De meest opvallende ETF’s die de Russell 2000-index volgen, in volgorde van hun significantie, zijn:
- BlackRock’s iShares Russell 2000 ETF ( IWM )
- Vanguard’s Russell 2000 ETF ( VTWO )
- Direxion Daily Small Cap Bill 3x aandelen (TNA)
Ook hier lijkt de hogere liquiditeit van Blackrock’s IWM de hogere kostenratio te stimuleren. In vergelijking met de S&P 500 ETF’s rekenen alle fondsen die de Russell 2000-index volgen echter hogere vergoedingen ondanks hun veel lagere algehele liquiditeit.
IWM is de zwaarst verhandelde Russell 2000 ETF, maar wordt verhandeld tegen slechts een kwart van het volume van SPDR’s SPY. De hogere vergoedingen van Russell 2000 ETF’s zijn waarschijnlijk te wijten aan de toegenomen beheerinspanningen om periodiek een groter aantal effecten in evenwicht te brengen.
Russell 2000 ETF’s kunnen er aan het begin van een bullmarkt aantrekkelijker uitzien dan S&P 500 ETF’s. De leden van Russell 2000 zullen gemiddeld genomen beter presteren dan hun grote broers in de S&P 500 Index als de opwaartse trend zich voortzet. De uitdaging is de vluchtigheid van hun opbrengsten. Het kan dus zijn dat u als investeerder een zware rit krijgt.
Speciale overwegingen
De voordelen van ETF’s als een aantrekkelijke investering voor diegenen die tevreden zijn met het matchen van het rendement op een bredere markt tegen een fractie van de actieve beheerkosten. Beleggers hebben veel ETF’s om uit te kiezen op basis van de grootte, geografische locatie of sectorgebondenheid van bedrijven in de index.

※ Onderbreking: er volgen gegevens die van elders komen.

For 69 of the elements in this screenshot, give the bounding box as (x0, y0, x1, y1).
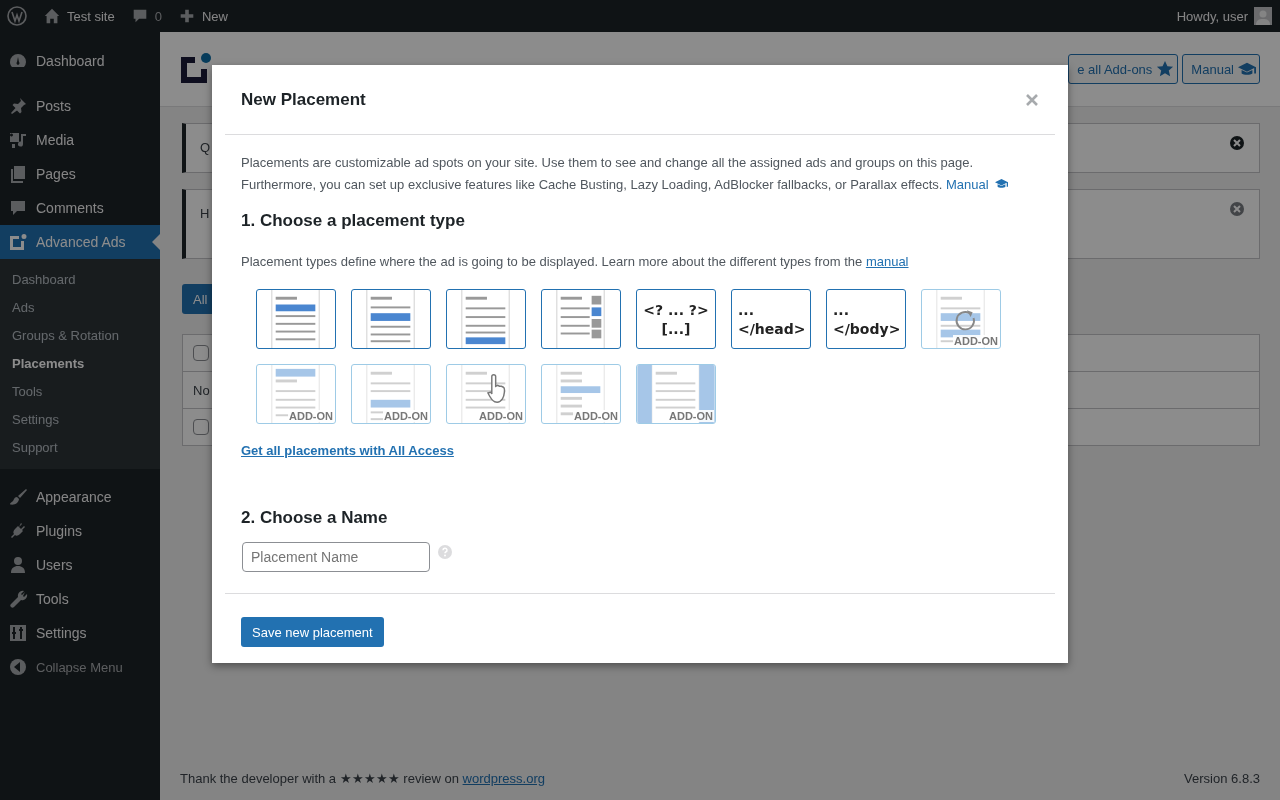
header-button[interactable]: Manual (1182, 54, 1260, 84)
collapse-icon (8, 657, 28, 677)
collapse-menu-button[interactable]: Collapse Menu (0, 650, 160, 684)
section-heading: 2. Choose a Name (241, 508, 389, 528)
submenu-item[interactable]: Tools (0, 378, 160, 406)
notice-text: Q (200, 140, 211, 155)
notice-text: H (200, 206, 210, 221)
section-heading: 1. Choose a placement type (241, 211, 466, 231)
graduation-cap-icon (995, 177, 1009, 190)
footer-text: Thank the developer with a ★★★★★ review on wordpress.org (180, 771, 545, 786)
menu-item[interactable]: Dashboard (0, 44, 160, 78)
intro-text: Placements are customizable ad spots on your site. Use them to see and change all the assigned ads and groups on this page. Furthermore, you can set up exclusive features like Cache Busting, Lazy Loading, AdBlocker fallbacks, or Parallax effects. Manual (241, 152, 1031, 196)
comment-count: 0 (154, 8, 162, 24)
menu-item[interactable]: Settings (0, 616, 160, 650)
placement-type-option[interactable]: ... </body> (826, 289, 906, 349)
new-link[interactable]: New (177, 7, 228, 25)
comments-link[interactable]: 0 (130, 7, 162, 25)
menu-item[interactable]: Appearance (0, 480, 160, 514)
placement-type-option[interactable] (351, 289, 431, 349)
manual-link[interactable]: Manual (946, 177, 989, 192)
footer-link[interactable]: wordpress.org (462, 771, 545, 786)
submenu-item[interactable]: Groups & Rotation (0, 322, 160, 350)
placement-type-option[interactable]: ADD-ON (541, 364, 621, 424)
placement-type-option[interactable] (446, 289, 526, 349)
menu-item[interactable]: Users (0, 548, 160, 582)
menu-item[interactable]: Advanced Ads (0, 225, 160, 259)
placement-type-option[interactable]: <? ... ?> [...] (636, 289, 716, 349)
table-cell: No (193, 382, 210, 398)
menu-item[interactable]: Media (0, 123, 160, 157)
submenu-item[interactable]: Settings (0, 406, 160, 434)
placement-type-option[interactable] (256, 289, 336, 349)
header-button[interactable]: e all Add-ons (1068, 54, 1179, 84)
placement-type-option[interactable] (541, 289, 621, 349)
close-icon[interactable] (1025, 92, 1039, 107)
menu-item[interactable]: Comments (0, 191, 160, 225)
dismiss-icon[interactable] (1229, 135, 1245, 151)
row-checkbox[interactable] (193, 345, 209, 361)
graduation-cap-icon (1238, 60, 1256, 78)
submenu-item[interactable]: Dashboard (0, 266, 160, 294)
placement-type-option[interactable]: ADD-ON (256, 364, 336, 424)
site-link[interactable]: Test site (43, 7, 115, 25)
placement-type-option[interactable]: ... </head> (731, 289, 811, 349)
placement-type-option[interactable]: ADD-ON (351, 364, 431, 424)
placement-type-option[interactable]: ADD-ON (921, 289, 1001, 349)
submenu-item[interactable]: Placements (0, 350, 160, 378)
plugin-logo-icon (181, 53, 211, 83)
wordpress-logo-icon[interactable] (7, 6, 27, 26)
placement-type-option[interactable]: ADD-ON (636, 364, 716, 424)
dialog-title: New Placement (241, 89, 367, 110)
manual-link[interactable]: manual (865, 254, 909, 269)
home-icon (43, 7, 61, 25)
placement-type-option[interactable]: ADD-ON (446, 364, 526, 424)
menu-item[interactable]: Tools (0, 582, 160, 616)
site-name: Test site (67, 8, 115, 24)
submenu-item[interactable]: Support (0, 434, 160, 462)
all-access-link[interactable]: Get all placements with All Access (241, 443, 454, 458)
row-checkbox[interactable] (193, 419, 209, 435)
description-text: Placement types define where the ad is going to be displayed. Learn more about the different types from the manual (241, 254, 910, 269)
dismiss-icon[interactable] (1229, 201, 1245, 217)
star-icon (1156, 60, 1175, 78)
save-button[interactable]: Save new placement (241, 617, 384, 647)
version-text: Version 6.8.3 (1184, 771, 1260, 786)
placement-name-field[interactable]: Placement Name (242, 542, 430, 572)
menu-item[interactable]: Posts (0, 89, 160, 123)
menu-item[interactable]: Pages (0, 157, 160, 191)
submenu-item[interactable]: Ads (0, 294, 160, 322)
menu-item[interactable]: Plugins (0, 514, 160, 548)
user-greeting[interactable]: Howdy, user (1176, 8, 1248, 24)
new-label: New (201, 8, 228, 24)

Twee van de meer populaire keuzes zijn de S&P 500 ETF’s en Russell 2000 ETF’s. De belangrijkste verschillen tussen hen worden bepaald door de grootte van de bedrijven in de index die ze volgen – large-cap voor de S&P 500 en small-cap voor de Russell 2000 – de volatiliteit van de onderliggende index, de methode van de selectie van de componenten en de vergoedingen. zij rekenen aan.